2-1 – Prime teorie Lombroso e il criminale nato
Nel XIX secolo, il medico e antropologo italiano Cesare Lombroso sviluppa la teoria del “criminale nato”, che segna l’inizio della criminologia positivista. Secondo lui, alcuni individui nascono con predisposizioni innate al crimine, identificabili da caratteristiche fisiche e morfologiche distintive.
Lombroso si basa su misurazioni antropometriche dettagliate di criminali, confrontate con quelle di non criminali. Descrive tratti “atavistici” nei delinquenti, come una mascella prominente, arcate sopracciliari pronunciate o orecchie a sventola, che interpreta come segni di degenerazione e di ritorno a uno stadio evolutivo precedente. Per lui, i criminali costituiscono un sottotipo della specie umana, biologicamente determinato.
La sua teoria si colloca nel contesto scientifico dell’epoca, segnato dal darwinismo e dalle teorie della degenerazione. Riflette anche i pregiudizi di una società che tende ad assimilare classi popolari, follia e criminalità. Lombroso estende poi la sua teoria ai “criminali matti” e ai “criminaloidi” nei quali la predisposizione sarebbe meno marcata.
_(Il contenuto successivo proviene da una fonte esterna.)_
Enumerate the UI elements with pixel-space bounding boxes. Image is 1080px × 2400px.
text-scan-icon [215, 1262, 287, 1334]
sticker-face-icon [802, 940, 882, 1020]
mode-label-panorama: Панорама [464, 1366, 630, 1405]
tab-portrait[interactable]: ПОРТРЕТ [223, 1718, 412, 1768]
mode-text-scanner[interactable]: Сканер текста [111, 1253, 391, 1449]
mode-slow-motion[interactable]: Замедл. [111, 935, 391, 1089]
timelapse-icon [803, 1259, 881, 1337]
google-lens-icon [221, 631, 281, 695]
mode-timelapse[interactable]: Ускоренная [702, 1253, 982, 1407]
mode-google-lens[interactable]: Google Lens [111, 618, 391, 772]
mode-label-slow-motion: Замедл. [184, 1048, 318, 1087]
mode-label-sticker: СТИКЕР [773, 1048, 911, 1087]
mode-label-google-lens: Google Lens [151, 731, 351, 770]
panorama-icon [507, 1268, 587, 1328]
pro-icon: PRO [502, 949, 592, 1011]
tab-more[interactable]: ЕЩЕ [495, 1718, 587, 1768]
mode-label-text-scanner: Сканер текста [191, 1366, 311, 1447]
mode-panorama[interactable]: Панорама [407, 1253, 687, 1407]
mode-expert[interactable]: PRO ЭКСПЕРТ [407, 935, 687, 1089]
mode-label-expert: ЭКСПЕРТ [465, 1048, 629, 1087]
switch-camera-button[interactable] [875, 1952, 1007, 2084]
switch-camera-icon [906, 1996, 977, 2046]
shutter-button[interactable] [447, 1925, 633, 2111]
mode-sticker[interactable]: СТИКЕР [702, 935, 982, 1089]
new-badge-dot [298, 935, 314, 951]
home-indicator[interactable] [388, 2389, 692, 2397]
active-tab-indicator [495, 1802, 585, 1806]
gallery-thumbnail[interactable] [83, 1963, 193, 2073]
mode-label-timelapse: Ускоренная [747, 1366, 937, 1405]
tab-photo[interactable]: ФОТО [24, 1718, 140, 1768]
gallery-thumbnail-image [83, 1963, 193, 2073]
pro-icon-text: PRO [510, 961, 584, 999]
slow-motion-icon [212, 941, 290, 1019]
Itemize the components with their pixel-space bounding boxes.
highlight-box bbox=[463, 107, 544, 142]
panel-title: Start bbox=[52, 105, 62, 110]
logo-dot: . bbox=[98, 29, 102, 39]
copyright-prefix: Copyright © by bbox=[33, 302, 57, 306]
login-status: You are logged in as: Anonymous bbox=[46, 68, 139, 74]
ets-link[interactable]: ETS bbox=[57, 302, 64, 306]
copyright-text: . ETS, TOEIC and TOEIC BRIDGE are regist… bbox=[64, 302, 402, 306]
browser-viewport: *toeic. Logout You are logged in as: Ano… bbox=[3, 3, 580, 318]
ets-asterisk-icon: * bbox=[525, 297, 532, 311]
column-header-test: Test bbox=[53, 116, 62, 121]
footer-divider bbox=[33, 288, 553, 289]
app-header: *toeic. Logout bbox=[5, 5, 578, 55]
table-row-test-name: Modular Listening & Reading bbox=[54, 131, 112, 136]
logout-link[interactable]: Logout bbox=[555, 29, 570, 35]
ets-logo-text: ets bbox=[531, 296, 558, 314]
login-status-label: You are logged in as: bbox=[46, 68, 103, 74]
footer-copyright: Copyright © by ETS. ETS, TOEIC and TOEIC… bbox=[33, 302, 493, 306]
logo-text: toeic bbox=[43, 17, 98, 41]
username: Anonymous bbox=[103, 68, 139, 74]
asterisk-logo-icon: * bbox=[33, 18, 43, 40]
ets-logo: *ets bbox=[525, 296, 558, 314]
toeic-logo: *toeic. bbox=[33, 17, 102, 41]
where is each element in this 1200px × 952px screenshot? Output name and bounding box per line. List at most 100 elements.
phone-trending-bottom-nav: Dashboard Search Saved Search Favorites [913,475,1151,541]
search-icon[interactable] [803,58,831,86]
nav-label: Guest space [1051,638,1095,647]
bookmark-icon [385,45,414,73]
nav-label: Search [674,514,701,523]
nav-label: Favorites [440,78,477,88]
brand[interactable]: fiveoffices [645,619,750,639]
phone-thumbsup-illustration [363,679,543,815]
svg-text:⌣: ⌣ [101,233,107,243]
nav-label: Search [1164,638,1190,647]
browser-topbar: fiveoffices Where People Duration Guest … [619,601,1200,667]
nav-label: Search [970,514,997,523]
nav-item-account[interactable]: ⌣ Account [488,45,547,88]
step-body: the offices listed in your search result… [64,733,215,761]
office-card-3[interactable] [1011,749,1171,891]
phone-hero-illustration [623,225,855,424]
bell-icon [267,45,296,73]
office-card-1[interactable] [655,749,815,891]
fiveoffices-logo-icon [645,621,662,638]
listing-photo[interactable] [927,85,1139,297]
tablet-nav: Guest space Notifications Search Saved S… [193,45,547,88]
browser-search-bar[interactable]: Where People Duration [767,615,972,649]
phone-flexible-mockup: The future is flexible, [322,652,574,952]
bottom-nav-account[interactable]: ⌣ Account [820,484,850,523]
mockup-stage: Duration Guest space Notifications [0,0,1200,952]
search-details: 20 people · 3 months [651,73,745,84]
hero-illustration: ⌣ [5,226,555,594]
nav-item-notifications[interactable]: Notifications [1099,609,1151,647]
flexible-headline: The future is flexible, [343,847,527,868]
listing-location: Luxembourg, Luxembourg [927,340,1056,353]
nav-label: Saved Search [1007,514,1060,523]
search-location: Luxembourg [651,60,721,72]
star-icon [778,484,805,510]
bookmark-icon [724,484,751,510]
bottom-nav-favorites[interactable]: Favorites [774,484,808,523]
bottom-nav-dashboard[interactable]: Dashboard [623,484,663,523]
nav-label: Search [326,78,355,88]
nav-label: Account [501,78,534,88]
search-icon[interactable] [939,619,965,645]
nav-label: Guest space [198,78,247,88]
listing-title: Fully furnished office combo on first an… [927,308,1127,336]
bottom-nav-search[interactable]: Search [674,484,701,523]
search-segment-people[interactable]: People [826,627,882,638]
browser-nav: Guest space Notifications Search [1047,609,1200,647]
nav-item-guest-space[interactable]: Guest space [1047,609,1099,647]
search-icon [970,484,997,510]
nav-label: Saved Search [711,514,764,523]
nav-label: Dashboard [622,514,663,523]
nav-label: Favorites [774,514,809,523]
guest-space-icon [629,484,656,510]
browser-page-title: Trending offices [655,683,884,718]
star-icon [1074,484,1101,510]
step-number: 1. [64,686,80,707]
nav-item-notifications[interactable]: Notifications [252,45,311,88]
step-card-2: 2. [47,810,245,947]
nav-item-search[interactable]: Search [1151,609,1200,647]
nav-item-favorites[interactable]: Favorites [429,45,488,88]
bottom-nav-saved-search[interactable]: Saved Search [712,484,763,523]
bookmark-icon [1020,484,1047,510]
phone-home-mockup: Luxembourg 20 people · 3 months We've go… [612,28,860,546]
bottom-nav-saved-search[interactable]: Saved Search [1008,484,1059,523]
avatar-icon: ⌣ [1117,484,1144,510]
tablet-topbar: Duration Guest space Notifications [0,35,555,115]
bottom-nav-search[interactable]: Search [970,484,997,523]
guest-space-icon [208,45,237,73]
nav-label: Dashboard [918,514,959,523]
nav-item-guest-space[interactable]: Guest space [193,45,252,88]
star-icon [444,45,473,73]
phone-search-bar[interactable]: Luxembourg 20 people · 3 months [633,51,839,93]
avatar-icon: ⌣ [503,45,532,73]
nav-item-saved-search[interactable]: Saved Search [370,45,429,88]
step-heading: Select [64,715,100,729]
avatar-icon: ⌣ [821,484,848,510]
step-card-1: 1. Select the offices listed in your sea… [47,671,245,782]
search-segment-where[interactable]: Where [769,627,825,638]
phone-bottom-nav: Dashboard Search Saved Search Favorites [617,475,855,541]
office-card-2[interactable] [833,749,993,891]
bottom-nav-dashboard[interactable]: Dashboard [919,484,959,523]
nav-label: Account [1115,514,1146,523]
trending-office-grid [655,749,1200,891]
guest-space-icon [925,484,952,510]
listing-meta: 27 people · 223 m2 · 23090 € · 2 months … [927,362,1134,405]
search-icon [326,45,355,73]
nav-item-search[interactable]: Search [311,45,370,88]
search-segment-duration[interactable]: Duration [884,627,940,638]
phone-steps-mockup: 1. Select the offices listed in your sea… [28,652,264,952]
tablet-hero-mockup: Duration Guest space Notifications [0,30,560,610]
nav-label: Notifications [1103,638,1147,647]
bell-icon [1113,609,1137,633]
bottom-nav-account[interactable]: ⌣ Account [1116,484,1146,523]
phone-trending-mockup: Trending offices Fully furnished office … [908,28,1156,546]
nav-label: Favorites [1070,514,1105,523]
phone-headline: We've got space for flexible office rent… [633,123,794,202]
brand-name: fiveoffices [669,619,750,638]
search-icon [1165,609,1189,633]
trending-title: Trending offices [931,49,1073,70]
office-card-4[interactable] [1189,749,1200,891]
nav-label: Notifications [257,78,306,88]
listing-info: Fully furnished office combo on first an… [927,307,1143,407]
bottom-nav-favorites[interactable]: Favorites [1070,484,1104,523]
Nonostante un impatto importante, le tesi di Lombroso vengono rapidamente criticate dal punto di vista metodologico, in particolare per la mancanza di un gruppo di controllo adeguato e per l’assenza di verifica statistica. Autori come il sociologo francese Gabriel Tarde sottolineano l’importanza dei fattori sociali nella genesi della criminalità.
Sebbene ampiamente invalidata, la teoria di Lombroso ha il merito di proporre uno studio sistematico delle cause del crimine e apre la strada alla criminologia moderna. Illustra anche le possibili deviazioni di un approccio esclusivamente biologico che ignora i determinanti psicologici, sociali e situazionali. Le teorie successive cercheranno di superare questo riduzionismo proponendo modelli multifattoriali più complessi.